You Aren’t Useless If You’re Watching Good TV

Last week, Captain Thoughtful was out of town at a conference for 3 days so I made a to-do list of everything I needed/wanted to get done while he was gone.

1. Start packing up our apartment

2. Make a dentist appointment

3. Get my hair trimmed

4. Work out for an hour every day

5. Eat healthy

 

Here is what I actually did.

1. Watched every episode of “Call the Midwife”

2. Ugly cried through most of the episodes of “Call the Midwife”

3. Ate Whataburger

I would lament my uselessness a lot more if “Call the Midwife” wasn’t such good TV. I’m pretty sure you can’t be completely useless if you’re watching good TV.

 

In Case You Had Any Doubts…

Have we ever talked about why Captain Thoughtful is called Captain Thoughtful? It’s because his superpower is thoughtfulness.

THIS.

I had one of the worst nightmares of my life the other night. I was thrashing and shaking in my sleep but wasn’t able to wake myself up. Captain Thoughtful woke up, figured I was having a nightmare, and shook me awake. I couldn’t go back to sleep after that. It was a truly horrid dream.

First thing the next day, he went out and bought me a dreamcatcher.

I mean, c’mon y’all. He is the most thoughtful person to have ever thoughtfulled.

And now I’m love mush again…..

 

Dear Mr. Man on 6th Street

Dear Mr. Man who was walking down 6th street as I was going to lunch at 1pm on Friday,

You have your hand in your pants. You’re walking, yet, it’s pretty clear you are also doing something else. Congrats on multi-taking! I did have a thought though…..maybe don’t? Like, proving what a good multi-tasker you are isn’t necessary. You don’t need my approval. You just need to know that you are capable of walking and doing…that. But you don’t have to actually do it. In fact, I don’t think you should. Like I said, you don’t have to prove anything to me. Just know what you’re capable of in your heart.

Thanks,

GotC

Here Is A Thought On A Friday

This is my 752nd blog post ever on this blog and Captain America opens in theaters today. Everything is coming up GotC y’all.

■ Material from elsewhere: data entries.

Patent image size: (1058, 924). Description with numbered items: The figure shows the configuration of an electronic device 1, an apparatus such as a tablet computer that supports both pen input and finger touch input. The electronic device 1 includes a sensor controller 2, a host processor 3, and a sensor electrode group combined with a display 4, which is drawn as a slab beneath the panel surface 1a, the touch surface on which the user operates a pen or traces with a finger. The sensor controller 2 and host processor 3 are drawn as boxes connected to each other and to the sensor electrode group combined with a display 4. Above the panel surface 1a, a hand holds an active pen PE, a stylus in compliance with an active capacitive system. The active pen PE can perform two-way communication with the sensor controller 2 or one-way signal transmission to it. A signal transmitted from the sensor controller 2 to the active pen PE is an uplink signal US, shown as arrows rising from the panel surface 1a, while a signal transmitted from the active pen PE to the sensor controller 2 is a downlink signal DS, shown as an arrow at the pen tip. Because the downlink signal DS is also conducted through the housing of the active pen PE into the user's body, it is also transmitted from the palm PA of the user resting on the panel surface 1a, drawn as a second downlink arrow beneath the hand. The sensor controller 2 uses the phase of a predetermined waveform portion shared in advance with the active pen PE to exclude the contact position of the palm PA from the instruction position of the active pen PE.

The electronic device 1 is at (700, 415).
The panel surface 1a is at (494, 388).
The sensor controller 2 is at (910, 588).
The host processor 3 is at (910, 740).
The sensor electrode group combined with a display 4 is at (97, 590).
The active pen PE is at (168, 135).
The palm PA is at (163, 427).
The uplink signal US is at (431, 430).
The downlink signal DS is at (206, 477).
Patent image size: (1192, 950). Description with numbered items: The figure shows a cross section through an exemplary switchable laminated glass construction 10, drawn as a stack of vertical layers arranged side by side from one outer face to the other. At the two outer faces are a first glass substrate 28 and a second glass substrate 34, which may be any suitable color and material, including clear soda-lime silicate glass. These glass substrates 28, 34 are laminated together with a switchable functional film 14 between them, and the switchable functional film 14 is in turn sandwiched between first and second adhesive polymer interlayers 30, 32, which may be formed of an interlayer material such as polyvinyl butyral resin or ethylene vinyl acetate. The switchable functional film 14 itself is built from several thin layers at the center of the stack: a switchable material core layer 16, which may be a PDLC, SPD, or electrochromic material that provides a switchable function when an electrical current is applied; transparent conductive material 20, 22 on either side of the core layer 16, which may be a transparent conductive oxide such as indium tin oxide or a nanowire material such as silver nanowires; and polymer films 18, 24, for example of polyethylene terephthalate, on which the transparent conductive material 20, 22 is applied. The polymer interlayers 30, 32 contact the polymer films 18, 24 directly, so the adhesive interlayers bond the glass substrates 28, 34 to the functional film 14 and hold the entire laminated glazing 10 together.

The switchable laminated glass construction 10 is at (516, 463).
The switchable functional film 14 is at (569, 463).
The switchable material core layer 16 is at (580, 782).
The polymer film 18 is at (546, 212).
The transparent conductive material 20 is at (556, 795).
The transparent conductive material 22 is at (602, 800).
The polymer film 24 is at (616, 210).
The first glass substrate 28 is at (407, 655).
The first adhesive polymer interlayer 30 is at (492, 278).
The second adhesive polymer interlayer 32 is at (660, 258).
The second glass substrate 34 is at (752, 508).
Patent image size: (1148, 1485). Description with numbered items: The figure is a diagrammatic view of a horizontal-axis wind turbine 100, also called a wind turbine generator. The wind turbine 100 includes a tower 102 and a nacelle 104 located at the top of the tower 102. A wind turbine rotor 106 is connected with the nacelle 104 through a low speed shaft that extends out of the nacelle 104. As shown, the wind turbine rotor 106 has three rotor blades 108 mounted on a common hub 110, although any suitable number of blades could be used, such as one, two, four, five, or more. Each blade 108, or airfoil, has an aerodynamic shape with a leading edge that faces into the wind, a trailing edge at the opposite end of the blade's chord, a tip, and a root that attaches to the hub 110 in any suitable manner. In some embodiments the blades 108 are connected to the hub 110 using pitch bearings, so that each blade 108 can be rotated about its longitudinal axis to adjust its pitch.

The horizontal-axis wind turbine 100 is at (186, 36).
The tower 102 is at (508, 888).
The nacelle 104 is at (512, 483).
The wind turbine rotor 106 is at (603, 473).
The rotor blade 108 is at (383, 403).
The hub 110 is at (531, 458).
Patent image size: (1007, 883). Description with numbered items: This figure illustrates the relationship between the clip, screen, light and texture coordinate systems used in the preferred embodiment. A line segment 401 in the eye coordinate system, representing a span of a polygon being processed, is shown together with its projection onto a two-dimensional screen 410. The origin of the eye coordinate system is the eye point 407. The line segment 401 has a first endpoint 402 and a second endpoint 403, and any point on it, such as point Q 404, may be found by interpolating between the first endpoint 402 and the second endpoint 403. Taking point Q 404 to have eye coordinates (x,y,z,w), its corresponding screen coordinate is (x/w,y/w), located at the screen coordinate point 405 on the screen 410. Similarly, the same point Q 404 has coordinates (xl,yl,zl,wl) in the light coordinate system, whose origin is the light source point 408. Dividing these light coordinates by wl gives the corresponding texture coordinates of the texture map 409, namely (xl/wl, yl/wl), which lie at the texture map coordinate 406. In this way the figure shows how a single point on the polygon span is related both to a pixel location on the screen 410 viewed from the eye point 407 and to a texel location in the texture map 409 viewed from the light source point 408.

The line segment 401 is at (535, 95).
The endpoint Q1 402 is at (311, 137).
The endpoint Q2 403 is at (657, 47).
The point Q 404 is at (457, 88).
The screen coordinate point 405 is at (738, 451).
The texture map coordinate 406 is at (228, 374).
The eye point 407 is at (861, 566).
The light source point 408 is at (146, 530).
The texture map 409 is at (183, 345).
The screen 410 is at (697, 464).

Ways we should all celebrate:

1. Go see Captain America and then talk about it endlessly in the comments section of this post.

2. Wine popsicles.

3. Dance.

4. Jazz hands.

5. Chili cheese burritos.

6. Do a dance that involves jazz hands after eating chili cheese burritos for dinner and having wine popsicles for dessert before going to see Captain America and then talking about it endlessly in the comments section of this post.

I think y’all can guess which way I am celebrating…….

 

I Can’t Tell You, But If You Guess……

Y’all. Remember that potentially very big news I was waiting on a couple weeks back?

Well, I got it. I got the big news and I really really want to tell you what it is. But, I can’t. At least, not officially until May 31, which is like FOREVER away.

But, if you guess it……..

That wouldn’t be me telling you. That would be you beautiful geniuses guessing correctly.

So, have at it in the comments. If you guess it right, I will respond to your comment with a “BINGO”.

For the record, the big news involves NONE of the following things

- Book deal

- Magic

- Dr. Who

- Chili Cheese Burritos

- Queso

- Narnia

- Psychic abilities

And Then I Turned Into A Pile of Love Mush

Y’all, do NOT recharge your old phones, because when you do, you will find all the texts messages your now husband sent you when you first started dating and you will relive your entire relationship and you will turn into a pile of love mush.

I know this because it happened to me last night. Basically, my old blackberry is like a love time-machine and it took me back to the days of 2011 when I met Captain Thoughtful and he sent me a text referencing Sydney Carton and I knew I was a goner if he was using literature to woo me. And then I turned into a pile of love mush. He literary wooed me y’all. He is my perfect match in every way and has never once judged me when I yell a spell from Harry Potter at the television screen.

See? I’m all a-mush.

Life Isn’t All Harry Potter and Chili Cheese Burritos

Y’all? Why can’t life be all Harry Potter and Chili Cheese Burritos? That would be so sweet.

I’m bogged down y’all. Bogged down in some major suck. And I want to be funny for you, but I can’t seem to locate my sense of humor. I assume it’s lost somewhere between “I hate my job.” and “Waiting for some potentially big news.”

Does someone have a map my sense of humor can borrow to find it’s way out of there?